Credit card terms and conditions of use also often place an obligation on the cardholder to check their account statements regularly.
In another case FSCL investigated, Shyla did not notice until early 2021 that someone had been using her credit card since 2019 to make online purchases she knew nothing about.
When Shyla told her credit card provider that her card had been used fraudulently, they cancelled the card and refunded the most recent transactions, worth $380, but said those beyond 120 days could not be reversed.
In Shyla’s case there was some delay within the card issuer’s transaction dispute process, so the card issuer agreed to refund transactions back to 133 days, increasing the compensation to $3,360, as well as the interest and fees that had accrued, $1,340. Shyla accepted this resolution.
FSCL’s tip: Check your statements regularly and if you spot a transaction you did not make, tell your card issuer immediately.
If you are experiencing financial difficulty, talk to your lender as early as possible
This year has been tough on many New Zealanders, and the law requires all lenders to have a hardship process to help borrowers get through financial difficulty.
If your personal circumstances change, perhaps you have fewer hours at work, you experience a relationship breakdown, or you become unwell, tell your lender immediately. Don’t wait for the change to impact your finances.
If you need help submitting a hardship application, contact MoneyTalks on 0800 345 123. They are a free service and will be able to put you in touch with a financial mentor.
Laaka had two credit cards with the same lender, and over the years had accumulated $16,000 worth of debt. When Covid-19 hit she was unable to afford the minimum payments due.
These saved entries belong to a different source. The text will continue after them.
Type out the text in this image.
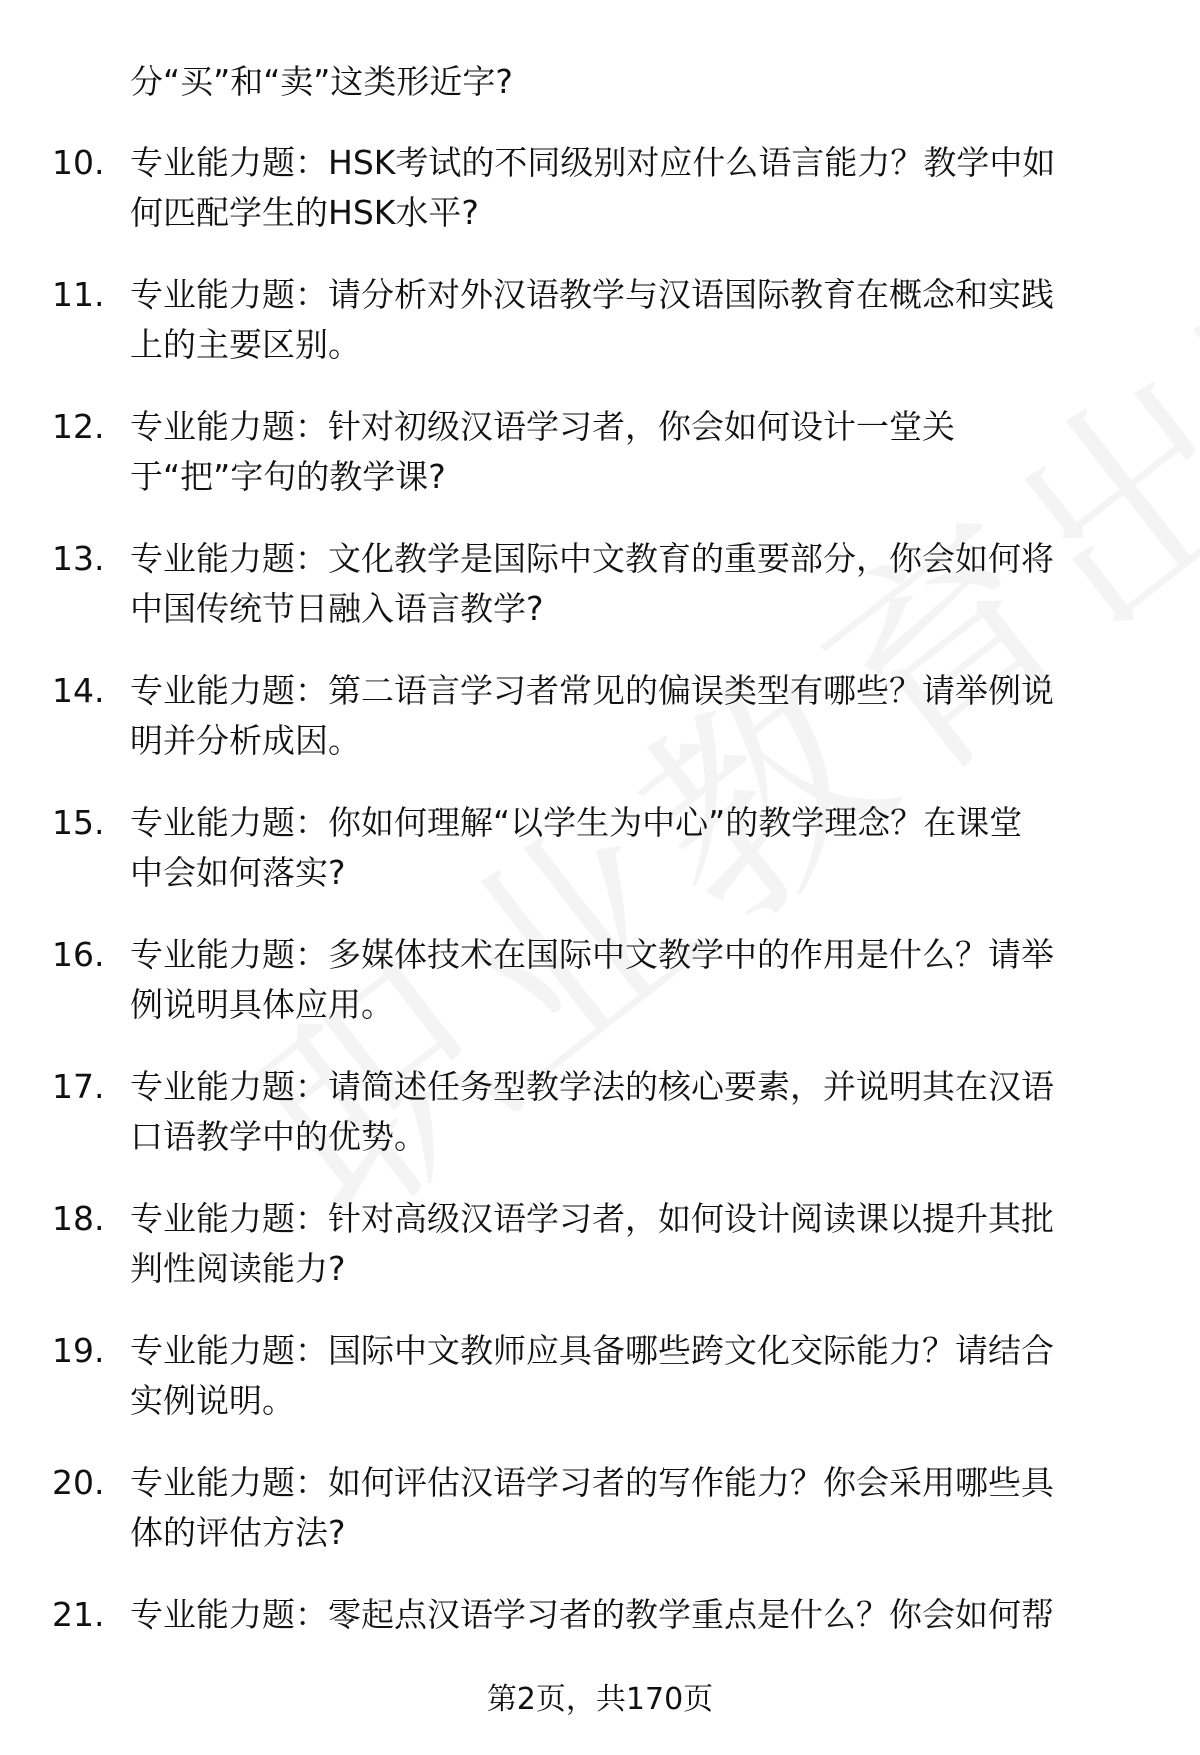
分“买”和“卖”这类形近字?
10. 专业能力题：HSK考试的不同级别对应什么语言能力？教学中如
何匹配学生的HSK水平?
11. 专业能力题：请分析对外汉语教学与汉语国际教育在概念和实践
上的主要区别。
12. 专业能力题：针对初级汉语学习者，你会如何设计一堂关
于“把”字句的教学课?
13. 专业能力题：文化教学是国际中文教育的重要部分，你会如何将
中国传统节日融入语言教学?
14. 专业能力题：第二语言学习者常见的偏误类型有哪些？请举例说
明并分析成因。
15. 专业能力题：你如何理解“以学生为中心”的教学理念？在课堂
中会如何落实?
16. 专业能力题：多媒体技术在国际中文教学中的作用是什么？请举
例说明具体应用。
17. 专业能力题：请简述任务型教学法的核心要素，并说明其在汉语
口语教学中的优势。
18. 专业能力题：针对高级汉语学习者，如何设计阅读课以提升其批
判性阅读能力?
19. 专业能力题：国际中文教师应具备哪些跨文化交际能力？请结合
实例说明。
20. 专业能力题：如何评估汉语学习者的写作能力？你会采用哪些具
体的评估方法?
21. 专业能力题：零起点汉语学习者的教学重点是什么？你会如何帮
第2页，共170页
The lender tried for three months to reach Laaka by phone and had been sending monthly statements. After four months of no payments the lender cancelled both cards. Laaka complained to us that the lender had not written to her advising the cards would be cancelled.
We agreed that it was reasonable for the lender to cancel the cards and refuse to reinstate them. We helped the lender and Laaka agree to an interest and fee free repayment plan at an amount that she could afford.
FSCL’s tip: No one wants a bad debt and, in our experience, lenders would much rather have a repayment plan than take recovery action.
Check your car insurance before you let someone drive
Over the summer we can be out and about, following different routines with different people.
It’s easy to imagine giving car keys to someone who does not usually drive your car without a second thought to the implications this might have for your insurance cover.
Earlier this year we investigated a complaint where Wiremu allowed a friend to drive his car. Wiremu was following in another car and witnessed the accident that killed his friend and wrote off his car.
Wiremu’s insurer declined the insurance claim because Wiremu’s friend was not a named driver on Wiremu’s policy. Because the car also secured a loan to a finance company Wiremu was left repaying a debt with no car to show for his payments.
Although the complaint to us, lodged by Wiremu’s uncle, was that the loan was unaffordable from the outset, the lender could see that Wiremu had been deeply affected by the accident and, on compassionate grounds, agreed to write off Wiremu’s debt.
FSCL’s tip: Check the terms of your motor vehicle policy before heading off for the summer. If you think someone else might drive your car, make sure they are either listed on the policy, or that the policy will cover unnamed drivers.